Smoothing ADMM for Non-convex and Non-smooth Hierarchical Federated Learning
Reza Mirzaeifard, Stefan Werner
TL;DR
The paper addresses optimization in hierarchical federated learning with non-convex and non-smooth objectives under client and cluster heterogeneity. It introduces Hierarchical Federated Smoothing ADMM (HFSAD), which blends smoothing upper-bounds with ADMM and auxiliary variables to enable asynchronous, multi-update distributed optimization across clusters and a global root. Regularizers are decomposed per cluster to support both consensus via total variation and personalization via non-convex penalties such as SCAD and MCP, while preserving proximal-friendly structure for efficient updates. Empirical results on SCAD-penalized robust phase retrieval show that HFSAD achieves faster convergence and higher accuracy than centralized baselines, highlighting its robustness and practicality for large-scale, heterogeneous FL scenarios.
Abstract
This paper presents a hierarchical federated learning (FL) framework that extends the alternating direction method of multipliers (ADMM) with smoothing techniques, tailored for non-convex and non-smooth objectives. Unlike traditional hierarchical FL methods, our approach supports asynchronous updates and multiple updates per iteration, enhancing adaptability to heterogeneous data and system settings.
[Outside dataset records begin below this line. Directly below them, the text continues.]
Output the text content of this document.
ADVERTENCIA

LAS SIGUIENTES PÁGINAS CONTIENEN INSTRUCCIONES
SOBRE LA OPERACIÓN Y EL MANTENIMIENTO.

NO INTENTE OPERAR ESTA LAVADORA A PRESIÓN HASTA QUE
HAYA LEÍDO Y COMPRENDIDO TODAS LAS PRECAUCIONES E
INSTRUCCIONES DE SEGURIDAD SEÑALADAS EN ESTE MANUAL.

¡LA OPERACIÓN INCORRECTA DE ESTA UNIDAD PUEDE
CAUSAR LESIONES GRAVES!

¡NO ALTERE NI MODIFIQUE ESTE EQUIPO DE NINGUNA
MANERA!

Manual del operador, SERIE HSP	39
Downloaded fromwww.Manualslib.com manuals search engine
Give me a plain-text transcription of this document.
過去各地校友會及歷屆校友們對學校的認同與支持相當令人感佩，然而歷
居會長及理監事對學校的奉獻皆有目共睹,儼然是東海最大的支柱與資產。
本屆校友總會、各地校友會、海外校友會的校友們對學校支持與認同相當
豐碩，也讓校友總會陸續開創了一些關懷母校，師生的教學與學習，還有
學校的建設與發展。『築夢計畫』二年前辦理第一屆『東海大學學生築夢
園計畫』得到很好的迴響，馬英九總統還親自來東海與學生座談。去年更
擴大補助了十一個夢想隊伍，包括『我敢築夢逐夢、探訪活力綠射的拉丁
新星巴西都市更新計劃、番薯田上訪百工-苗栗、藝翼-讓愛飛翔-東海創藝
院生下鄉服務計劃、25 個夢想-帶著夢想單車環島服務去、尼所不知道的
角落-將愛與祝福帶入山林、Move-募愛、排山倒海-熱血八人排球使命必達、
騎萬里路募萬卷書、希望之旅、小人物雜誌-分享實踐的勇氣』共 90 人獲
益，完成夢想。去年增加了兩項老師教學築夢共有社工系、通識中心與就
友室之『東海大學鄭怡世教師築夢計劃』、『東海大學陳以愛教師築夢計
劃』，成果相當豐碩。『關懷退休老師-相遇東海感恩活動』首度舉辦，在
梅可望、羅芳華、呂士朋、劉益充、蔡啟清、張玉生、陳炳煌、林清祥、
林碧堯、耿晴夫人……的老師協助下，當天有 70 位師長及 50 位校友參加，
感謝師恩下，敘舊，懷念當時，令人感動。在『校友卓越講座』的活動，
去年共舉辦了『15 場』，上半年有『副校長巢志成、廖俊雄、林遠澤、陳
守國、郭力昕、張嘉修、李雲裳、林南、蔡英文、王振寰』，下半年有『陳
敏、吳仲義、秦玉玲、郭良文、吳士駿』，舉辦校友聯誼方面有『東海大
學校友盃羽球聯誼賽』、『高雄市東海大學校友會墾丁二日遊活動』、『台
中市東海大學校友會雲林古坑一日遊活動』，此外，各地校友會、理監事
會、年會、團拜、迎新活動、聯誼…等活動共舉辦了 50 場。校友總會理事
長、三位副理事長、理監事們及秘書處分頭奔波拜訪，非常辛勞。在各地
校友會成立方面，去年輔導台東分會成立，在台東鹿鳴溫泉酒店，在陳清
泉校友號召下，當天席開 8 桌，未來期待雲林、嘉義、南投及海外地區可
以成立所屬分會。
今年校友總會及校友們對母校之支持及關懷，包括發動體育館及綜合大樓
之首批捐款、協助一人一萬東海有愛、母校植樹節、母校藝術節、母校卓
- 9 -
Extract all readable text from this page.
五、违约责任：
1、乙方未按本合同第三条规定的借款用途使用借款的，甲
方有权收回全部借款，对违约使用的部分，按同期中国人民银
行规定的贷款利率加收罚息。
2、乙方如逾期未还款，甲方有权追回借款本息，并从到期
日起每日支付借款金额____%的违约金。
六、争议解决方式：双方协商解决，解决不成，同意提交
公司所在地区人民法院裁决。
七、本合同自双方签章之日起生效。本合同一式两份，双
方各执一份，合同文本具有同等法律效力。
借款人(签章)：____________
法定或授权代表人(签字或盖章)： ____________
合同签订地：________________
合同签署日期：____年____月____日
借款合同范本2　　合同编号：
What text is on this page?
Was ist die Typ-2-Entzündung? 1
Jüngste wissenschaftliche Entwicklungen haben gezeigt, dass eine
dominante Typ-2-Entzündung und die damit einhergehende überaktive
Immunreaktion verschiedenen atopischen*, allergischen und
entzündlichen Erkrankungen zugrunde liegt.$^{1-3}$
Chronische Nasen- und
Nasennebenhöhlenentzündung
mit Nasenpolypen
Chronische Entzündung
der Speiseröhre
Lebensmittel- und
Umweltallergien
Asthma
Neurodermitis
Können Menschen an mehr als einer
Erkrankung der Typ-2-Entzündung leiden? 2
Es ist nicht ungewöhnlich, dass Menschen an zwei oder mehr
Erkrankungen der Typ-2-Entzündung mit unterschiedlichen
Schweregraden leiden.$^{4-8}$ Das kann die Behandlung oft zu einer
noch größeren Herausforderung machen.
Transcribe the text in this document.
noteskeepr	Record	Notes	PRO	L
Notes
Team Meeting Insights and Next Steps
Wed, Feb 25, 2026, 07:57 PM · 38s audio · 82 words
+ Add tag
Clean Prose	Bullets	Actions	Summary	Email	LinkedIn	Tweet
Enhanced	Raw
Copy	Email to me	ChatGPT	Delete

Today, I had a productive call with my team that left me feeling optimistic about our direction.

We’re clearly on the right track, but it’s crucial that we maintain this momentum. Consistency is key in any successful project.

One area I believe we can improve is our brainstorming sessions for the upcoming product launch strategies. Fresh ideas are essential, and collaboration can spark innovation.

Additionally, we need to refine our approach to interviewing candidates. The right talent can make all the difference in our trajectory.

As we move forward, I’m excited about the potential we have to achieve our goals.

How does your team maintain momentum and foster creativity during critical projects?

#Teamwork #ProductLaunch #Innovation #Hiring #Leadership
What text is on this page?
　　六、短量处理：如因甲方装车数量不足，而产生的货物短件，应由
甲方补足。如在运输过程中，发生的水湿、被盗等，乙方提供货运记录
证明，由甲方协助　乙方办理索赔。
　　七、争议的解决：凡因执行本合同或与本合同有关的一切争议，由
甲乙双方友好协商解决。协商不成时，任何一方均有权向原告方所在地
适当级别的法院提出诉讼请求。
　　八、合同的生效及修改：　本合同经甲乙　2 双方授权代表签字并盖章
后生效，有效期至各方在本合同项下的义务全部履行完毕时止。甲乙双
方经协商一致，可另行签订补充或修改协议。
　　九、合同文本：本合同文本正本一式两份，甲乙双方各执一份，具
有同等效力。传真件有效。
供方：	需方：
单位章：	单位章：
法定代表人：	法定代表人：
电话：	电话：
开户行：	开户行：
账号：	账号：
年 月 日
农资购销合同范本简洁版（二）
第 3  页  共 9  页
Additionally, we introduce a flexible mechanism to leverage diverse regularization functions at each layer, allowing customization to the specific prior information within each cluster and accommodating (possibly) non-smooth penalty objectives. Depending on the learning goal, the framework supports both consensus and personalization: the total variation norm can be used to enforce consensus across layers, while non-convex penalties such as minimax concave penalty (MCP) or smoothly clipped absolute deviation (SCAD) enable personalized learning. Experimental results demonstrate the superior convergence rates and accuracy of our method compared to conventional approaches, underscoring its robustness and versatility for a wide range of FL scenarios.